40G is more than enough for just a firewall. 

Partitioning, it depends what you want to do exactly. I will follow what wblock says but with different sizes. 

/: 1G sould be enough, 2G is good
swap: 1G should be enough, 2G is good
/tmp: 512M sould be enough, 1G is good
/usr: 5G should be enough, 10G is good
/var: 10G should be enough, 15G is good
or
/var: 2G and
/var/log: 10G


----------



## markfisher (Jan 31, 2013)

@wblock@
If I don't specify /home, under which partition FreeBSD creates it?

@kisscool-fr
I decided to create log server and have firewall to send it's log to it.
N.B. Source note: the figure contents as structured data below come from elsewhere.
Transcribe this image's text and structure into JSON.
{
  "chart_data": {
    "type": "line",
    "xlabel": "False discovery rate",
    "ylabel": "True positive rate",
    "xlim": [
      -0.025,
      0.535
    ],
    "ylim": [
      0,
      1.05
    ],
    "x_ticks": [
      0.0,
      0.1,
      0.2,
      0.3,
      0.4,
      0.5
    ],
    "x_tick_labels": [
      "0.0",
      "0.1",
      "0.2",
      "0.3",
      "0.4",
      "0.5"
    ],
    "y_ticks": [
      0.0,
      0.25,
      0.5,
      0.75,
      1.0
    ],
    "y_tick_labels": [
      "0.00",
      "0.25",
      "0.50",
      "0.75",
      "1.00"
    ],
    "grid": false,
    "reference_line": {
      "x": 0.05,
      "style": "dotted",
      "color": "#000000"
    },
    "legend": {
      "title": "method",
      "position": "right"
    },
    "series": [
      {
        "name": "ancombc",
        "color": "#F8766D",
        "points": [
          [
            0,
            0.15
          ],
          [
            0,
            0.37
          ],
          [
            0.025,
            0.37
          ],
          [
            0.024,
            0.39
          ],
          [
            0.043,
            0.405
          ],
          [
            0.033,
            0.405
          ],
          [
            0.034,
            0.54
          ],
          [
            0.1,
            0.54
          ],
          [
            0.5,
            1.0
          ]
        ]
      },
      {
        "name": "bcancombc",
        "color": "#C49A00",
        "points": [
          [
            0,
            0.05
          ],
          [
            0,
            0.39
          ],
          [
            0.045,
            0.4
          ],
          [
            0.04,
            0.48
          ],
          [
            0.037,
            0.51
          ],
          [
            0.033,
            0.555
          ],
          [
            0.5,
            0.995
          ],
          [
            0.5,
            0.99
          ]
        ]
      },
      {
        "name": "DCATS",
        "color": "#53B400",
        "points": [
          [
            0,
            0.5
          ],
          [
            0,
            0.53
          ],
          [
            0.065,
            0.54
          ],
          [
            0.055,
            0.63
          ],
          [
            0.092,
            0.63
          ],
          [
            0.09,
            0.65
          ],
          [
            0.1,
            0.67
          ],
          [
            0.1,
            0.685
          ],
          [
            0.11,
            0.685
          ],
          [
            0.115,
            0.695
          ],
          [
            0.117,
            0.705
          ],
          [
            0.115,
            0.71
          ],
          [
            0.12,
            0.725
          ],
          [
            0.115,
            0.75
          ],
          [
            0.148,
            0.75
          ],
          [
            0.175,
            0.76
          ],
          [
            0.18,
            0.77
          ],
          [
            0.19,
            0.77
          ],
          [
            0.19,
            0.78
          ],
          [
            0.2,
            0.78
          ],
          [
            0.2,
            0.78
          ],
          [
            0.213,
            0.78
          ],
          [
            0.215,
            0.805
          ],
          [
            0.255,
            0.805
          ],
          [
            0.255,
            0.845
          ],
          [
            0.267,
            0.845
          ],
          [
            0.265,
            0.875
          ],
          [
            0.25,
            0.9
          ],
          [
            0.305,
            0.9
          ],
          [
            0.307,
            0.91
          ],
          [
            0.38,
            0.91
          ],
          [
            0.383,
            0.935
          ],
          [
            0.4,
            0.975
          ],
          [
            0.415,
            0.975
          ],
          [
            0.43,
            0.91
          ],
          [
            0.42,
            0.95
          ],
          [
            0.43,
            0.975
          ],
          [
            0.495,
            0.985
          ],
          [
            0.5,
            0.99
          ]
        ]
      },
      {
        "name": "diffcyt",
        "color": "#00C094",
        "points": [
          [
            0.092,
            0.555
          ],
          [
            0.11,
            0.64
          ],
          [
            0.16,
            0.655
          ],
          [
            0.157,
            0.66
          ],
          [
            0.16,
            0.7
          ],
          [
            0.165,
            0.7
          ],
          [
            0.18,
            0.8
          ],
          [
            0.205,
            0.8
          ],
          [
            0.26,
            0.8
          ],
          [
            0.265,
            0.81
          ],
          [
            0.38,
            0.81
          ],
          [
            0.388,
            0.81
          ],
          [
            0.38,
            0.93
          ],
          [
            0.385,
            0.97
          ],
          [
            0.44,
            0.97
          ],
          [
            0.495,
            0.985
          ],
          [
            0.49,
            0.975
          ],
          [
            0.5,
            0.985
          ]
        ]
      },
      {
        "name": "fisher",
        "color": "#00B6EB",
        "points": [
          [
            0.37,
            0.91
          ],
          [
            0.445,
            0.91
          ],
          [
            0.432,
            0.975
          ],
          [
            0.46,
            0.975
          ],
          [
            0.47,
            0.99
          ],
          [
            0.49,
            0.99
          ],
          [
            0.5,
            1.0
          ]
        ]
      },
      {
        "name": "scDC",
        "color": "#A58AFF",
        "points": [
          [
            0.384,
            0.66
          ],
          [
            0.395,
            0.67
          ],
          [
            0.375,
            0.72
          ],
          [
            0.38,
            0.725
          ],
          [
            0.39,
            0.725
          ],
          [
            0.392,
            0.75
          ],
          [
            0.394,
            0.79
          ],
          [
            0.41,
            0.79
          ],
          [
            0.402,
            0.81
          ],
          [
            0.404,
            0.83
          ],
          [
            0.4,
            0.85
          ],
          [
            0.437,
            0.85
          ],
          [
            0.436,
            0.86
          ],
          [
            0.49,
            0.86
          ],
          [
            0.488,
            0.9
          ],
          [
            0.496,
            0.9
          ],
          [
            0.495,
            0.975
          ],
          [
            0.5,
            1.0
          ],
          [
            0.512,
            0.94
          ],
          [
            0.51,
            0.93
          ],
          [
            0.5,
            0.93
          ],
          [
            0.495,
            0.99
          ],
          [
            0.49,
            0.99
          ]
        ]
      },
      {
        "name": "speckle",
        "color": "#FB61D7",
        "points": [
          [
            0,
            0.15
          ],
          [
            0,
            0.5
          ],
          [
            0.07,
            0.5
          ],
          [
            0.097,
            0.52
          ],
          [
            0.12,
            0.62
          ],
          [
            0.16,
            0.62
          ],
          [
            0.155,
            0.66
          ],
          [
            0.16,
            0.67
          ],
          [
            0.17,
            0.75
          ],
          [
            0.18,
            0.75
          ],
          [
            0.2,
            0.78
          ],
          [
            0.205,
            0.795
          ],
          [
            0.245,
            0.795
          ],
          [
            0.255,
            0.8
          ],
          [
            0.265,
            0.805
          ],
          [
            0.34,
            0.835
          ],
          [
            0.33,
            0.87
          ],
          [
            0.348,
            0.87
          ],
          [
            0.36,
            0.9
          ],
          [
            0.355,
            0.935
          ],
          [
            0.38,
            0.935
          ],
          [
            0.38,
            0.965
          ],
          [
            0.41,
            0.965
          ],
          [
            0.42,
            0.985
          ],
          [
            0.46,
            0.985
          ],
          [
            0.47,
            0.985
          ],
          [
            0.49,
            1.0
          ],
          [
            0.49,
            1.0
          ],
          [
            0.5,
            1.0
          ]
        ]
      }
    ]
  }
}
Do I still need to specify /var/log?

With the suggested setup, can I use jail? or I'm low in memory?


Thanks
Mark


----------



## wblock@ (Jan 31, 2013)

markfisher said:
			
		

> @wblock@
> If I don't specify /home, under which partition FreeBSD creates it?



It will be on the /usr partition, under /usr/home.  And /home is a link to it.

If the logs are not kept on that machine, no extra space is needed in /var, nor a separate partition for logs.

256M of RAM is tight by modern standards but likely more than enough for this.  Try it.  If there is not enough memory, don't use a jail.


----------